Assuming that the proportion defective in a production process p is variable and the component lifetimes are Weibull distributed, integer nonlinear programming problems are formulated and solved in order to determine the optimum component inspection scheme by attributes for k-out-of-n:F system reliability demonstration using available prior knowledge. A limited beta prior model is adopted to reflect the random fluctuations on p. The required quantity of components to test and the permissible number of component failures up to a specified censoring time are found by solving a minimisation problem with nonlinear constraints which are related to the tolerable average producer and consumer risks. First-order Taylor polynomials of the operating characteristic function are used to derive a quite accurate approximate solution. Lower and upper bounds are also deduced. Optimal solutions are usually robust to small variations in the Weibull parameters and prior information.
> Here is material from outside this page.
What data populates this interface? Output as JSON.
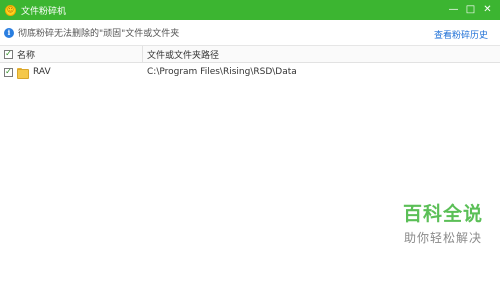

Existing technical knowledge and experience are shown to be of great practical value in designing optimal sampling plans for lot acceptance purposes. The proposed approach generalises the classical viewpoint to those cases in which appreciable prior information on the fraction of defective systems exists, and also allows the analyst to determine the acceptability of a k-out-of-n:F system before assembly and to limit the range of p. Moreover, the practitioners may attain substantial savings in sample size and improved assessments of the true producer and consumer risks. A 4-out-of-5:F system of independent water pumps for cooling a reactor is considered to illustrate the suggested component test plans.